The option_pricing.diagnostics modules are meant for notebook-style analysis. They are especially useful when you want to answer questions like:

  • Is my Monte Carlo estimator behaving as expected?
  • How sensitive are the Greeks across spot?
  • Is my volatility surface clean enough to use?
  • Which SVI repair recipe worked best?

Some helpers depend on pandas and matplotlib, so the notebook/dev extras are useful.

pip install -e ".[dev]"

1) Compare Monte Carlo against Black-Scholes

from dataclasses import replace

from option_pricing import MarketData, OptionSpec, OptionType, PricingInputs
from option_pricing.diagnostics.mc_vs_bs.tables import compare_table, convergence_table

base = PricingInputs(
    spec=OptionSpec(kind=OptionType.CALL, strike=100.0, expiry=1.0),
    market=MarketData(spot=100.0, rate=0.05),
    sigma=0.2,
    t=0.0,
)

cases = [
    ("ATM", base),
    ("ITM", replace(base, market=replace(base.market, spot=120.0))),
    ("High vol", replace(base, sigma=0.8)),
]

cmp_df = compare_table(cases, n_paths=50_000, seed=0)
conv_df = convergence_table(base, n_paths_list=[1_000, 5_000, 10_000, 50_000], seed=0)

2) Sweep spot and inspect Greeks

import numpy as np
from option_pricing.diagnostics.greeks.sweep import sweep_spot_greeks

spots = np.linspace(60.0, 140.0, 81)
out = sweep_spot_greeks(base, spots, method="analytic")

print(out.delta[:5])
print(out.gamma[:5])

3) Run surface diagnostics on a volatility surface

from option_pricing.diagnostics.vol_surface import run_surface_diagnostics

report = run_surface_diagnostics(
    surface,
    forward=forward,
    df=df,
    include_svi=True,
    include_domain=True,
)

print(report.meta)
print(report.tables["noarb_smiles"].head())
print(report.to_json()[:200])

The returned object bundles notebook-friendly pandas.DataFrame tables plus optional arrays.
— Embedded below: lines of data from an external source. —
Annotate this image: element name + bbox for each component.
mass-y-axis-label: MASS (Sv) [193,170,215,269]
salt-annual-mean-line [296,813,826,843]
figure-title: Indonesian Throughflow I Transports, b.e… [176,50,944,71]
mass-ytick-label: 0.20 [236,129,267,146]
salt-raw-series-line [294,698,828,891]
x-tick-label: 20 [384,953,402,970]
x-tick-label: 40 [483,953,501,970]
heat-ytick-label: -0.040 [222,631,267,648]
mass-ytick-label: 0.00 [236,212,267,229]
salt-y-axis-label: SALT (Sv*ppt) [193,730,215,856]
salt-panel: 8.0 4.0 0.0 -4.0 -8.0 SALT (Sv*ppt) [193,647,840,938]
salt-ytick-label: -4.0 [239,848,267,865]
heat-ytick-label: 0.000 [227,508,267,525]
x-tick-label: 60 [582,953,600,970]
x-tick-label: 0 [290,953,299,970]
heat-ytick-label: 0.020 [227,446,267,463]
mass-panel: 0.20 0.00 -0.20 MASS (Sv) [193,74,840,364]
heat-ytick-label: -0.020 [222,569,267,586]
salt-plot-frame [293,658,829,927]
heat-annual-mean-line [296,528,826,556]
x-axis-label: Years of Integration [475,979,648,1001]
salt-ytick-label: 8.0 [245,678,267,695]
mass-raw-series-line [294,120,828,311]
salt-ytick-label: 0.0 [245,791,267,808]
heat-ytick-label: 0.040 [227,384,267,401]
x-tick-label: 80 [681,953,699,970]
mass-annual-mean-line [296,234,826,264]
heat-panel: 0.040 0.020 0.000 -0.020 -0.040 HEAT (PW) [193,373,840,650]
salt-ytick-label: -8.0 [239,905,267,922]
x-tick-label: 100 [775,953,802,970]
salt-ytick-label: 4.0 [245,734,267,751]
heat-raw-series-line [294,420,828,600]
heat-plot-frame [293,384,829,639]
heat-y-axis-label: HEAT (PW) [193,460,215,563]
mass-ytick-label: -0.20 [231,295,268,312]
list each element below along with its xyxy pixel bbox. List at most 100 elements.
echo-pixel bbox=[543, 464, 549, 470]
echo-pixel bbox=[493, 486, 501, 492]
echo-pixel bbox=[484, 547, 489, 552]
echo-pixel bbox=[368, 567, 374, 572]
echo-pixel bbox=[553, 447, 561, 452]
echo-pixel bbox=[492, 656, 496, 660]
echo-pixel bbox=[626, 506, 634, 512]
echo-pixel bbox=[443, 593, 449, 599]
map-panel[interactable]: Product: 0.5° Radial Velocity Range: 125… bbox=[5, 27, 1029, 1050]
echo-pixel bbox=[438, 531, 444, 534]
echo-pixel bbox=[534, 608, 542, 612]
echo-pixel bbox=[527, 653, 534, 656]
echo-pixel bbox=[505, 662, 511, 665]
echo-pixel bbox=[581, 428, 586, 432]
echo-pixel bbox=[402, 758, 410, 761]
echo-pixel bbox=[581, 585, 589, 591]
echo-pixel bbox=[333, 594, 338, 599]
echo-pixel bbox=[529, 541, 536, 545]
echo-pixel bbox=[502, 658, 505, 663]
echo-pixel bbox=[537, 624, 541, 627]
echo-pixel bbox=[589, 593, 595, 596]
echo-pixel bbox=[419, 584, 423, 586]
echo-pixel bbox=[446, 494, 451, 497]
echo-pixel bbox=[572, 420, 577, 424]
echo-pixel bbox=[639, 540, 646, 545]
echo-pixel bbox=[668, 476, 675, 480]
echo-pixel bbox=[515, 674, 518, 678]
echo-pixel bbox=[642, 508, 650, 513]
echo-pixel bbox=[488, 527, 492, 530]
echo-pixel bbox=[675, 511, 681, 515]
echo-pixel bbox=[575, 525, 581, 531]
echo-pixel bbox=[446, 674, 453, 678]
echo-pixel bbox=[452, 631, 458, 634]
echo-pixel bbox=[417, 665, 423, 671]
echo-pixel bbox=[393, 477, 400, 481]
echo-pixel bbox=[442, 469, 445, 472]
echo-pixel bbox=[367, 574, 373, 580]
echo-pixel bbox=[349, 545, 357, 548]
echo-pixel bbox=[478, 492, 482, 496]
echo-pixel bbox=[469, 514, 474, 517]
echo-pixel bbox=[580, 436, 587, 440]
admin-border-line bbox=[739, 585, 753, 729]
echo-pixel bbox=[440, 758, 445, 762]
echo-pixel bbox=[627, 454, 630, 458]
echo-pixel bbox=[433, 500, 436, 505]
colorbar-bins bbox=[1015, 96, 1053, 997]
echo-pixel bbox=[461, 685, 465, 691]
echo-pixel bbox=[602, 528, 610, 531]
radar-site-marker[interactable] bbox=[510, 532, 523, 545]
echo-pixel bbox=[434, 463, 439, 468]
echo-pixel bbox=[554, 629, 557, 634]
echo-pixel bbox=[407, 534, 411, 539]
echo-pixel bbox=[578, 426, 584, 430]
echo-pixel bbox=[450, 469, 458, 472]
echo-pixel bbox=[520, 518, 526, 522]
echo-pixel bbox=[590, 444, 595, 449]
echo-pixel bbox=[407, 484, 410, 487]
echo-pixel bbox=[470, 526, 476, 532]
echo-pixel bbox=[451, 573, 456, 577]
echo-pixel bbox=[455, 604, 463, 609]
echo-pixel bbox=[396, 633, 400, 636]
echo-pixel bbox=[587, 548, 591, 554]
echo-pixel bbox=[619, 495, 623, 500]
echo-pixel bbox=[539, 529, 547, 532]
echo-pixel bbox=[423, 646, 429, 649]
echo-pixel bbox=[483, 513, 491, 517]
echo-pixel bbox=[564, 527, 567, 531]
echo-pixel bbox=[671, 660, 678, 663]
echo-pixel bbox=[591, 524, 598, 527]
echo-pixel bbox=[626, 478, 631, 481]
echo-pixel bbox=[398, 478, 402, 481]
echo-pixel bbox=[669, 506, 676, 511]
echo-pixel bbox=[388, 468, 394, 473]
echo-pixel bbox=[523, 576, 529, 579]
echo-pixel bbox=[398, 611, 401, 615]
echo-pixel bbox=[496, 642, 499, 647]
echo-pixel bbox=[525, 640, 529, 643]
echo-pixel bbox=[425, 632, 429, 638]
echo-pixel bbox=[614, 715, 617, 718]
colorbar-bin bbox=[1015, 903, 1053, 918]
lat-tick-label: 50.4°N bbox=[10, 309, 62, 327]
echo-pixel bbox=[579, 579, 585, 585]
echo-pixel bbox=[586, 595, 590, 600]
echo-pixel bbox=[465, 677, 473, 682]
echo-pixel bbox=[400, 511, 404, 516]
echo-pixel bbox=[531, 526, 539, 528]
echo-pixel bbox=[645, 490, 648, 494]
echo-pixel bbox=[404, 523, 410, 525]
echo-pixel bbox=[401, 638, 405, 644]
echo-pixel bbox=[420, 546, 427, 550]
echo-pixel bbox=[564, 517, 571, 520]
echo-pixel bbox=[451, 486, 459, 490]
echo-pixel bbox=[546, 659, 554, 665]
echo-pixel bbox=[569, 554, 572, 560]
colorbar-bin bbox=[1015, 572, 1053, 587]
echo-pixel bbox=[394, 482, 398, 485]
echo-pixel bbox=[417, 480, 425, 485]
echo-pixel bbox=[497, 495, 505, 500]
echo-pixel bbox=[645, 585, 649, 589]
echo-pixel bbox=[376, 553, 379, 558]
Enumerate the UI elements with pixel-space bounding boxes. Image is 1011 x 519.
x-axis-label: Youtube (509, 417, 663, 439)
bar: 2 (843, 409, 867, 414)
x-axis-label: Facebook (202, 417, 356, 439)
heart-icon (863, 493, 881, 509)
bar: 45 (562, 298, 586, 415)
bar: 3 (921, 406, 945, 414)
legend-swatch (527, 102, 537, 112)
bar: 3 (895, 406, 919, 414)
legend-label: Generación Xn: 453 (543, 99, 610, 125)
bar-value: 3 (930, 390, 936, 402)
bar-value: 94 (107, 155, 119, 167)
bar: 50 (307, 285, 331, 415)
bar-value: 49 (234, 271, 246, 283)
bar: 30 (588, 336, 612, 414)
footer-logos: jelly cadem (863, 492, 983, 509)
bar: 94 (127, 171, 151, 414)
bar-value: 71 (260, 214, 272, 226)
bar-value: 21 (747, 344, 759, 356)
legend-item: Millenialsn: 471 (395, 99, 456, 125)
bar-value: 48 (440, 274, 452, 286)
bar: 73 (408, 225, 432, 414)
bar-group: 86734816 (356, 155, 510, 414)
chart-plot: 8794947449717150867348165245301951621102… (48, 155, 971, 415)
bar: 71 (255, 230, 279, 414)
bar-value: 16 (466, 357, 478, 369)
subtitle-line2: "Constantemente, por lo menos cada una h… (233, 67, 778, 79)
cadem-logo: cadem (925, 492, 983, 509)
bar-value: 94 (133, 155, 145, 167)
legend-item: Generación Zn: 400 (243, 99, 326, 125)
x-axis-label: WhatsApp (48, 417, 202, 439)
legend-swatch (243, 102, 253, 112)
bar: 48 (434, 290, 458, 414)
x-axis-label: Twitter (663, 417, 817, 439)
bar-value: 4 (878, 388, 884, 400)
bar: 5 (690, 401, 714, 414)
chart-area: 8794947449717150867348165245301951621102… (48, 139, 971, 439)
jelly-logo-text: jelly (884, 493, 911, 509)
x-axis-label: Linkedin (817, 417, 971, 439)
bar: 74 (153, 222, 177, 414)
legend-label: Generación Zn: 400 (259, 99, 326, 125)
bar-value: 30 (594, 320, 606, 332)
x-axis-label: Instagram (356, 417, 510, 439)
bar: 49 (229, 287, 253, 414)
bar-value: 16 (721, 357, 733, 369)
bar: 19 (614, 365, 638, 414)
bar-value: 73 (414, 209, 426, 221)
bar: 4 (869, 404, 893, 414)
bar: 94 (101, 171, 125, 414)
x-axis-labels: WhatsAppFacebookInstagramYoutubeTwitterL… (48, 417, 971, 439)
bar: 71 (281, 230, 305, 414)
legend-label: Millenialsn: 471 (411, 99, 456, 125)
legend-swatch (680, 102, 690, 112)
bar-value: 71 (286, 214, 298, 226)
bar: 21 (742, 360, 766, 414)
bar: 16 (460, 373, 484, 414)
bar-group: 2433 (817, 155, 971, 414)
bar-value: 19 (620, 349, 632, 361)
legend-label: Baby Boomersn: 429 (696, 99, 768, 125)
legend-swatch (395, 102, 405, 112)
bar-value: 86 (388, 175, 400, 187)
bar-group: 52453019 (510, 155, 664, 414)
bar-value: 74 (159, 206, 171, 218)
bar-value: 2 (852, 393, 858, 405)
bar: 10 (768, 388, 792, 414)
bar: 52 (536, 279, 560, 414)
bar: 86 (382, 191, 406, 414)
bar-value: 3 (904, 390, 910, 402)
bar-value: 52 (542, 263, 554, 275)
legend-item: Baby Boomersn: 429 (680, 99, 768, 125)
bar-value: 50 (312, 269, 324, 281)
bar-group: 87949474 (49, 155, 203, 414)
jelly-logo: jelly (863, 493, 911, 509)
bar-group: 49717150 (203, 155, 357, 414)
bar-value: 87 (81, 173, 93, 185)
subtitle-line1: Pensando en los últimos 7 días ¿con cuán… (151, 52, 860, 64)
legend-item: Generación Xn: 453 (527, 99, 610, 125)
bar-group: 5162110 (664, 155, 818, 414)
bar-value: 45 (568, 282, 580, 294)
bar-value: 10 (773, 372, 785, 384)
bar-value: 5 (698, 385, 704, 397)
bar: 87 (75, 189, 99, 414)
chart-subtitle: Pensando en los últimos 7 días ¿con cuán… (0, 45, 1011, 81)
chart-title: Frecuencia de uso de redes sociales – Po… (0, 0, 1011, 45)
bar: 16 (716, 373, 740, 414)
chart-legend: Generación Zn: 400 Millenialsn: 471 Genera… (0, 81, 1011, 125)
4) Try several SVI build recipes with fallback

from option_pricing.diagnostics.vol_surface.recipes import (
    build_svi_surface_with_fallback,
    default_svi_repair_candidates,
)

candidates = default_svi_repair_candidates()
surface_svi, label, attempts = build_svi_surface_with_fallback(
    rows,
    forward=forward,
    candidates=candidates,
    fallback_surface=surface_grid,
)

print(label)
print(attempts)

This is handy when you want a robust notebook workflow that tries repair-enabled SVI fits first and then falls back to a simple grid surface.

Notes

  • These helpers are mostly orchestration and reporting utilities.
  • They are excellent for demos and notebooks, but they are not required to use the core pricing APIs.
  • For the core surface objects themselves, see Volatility surface, SVI, and Local volatility.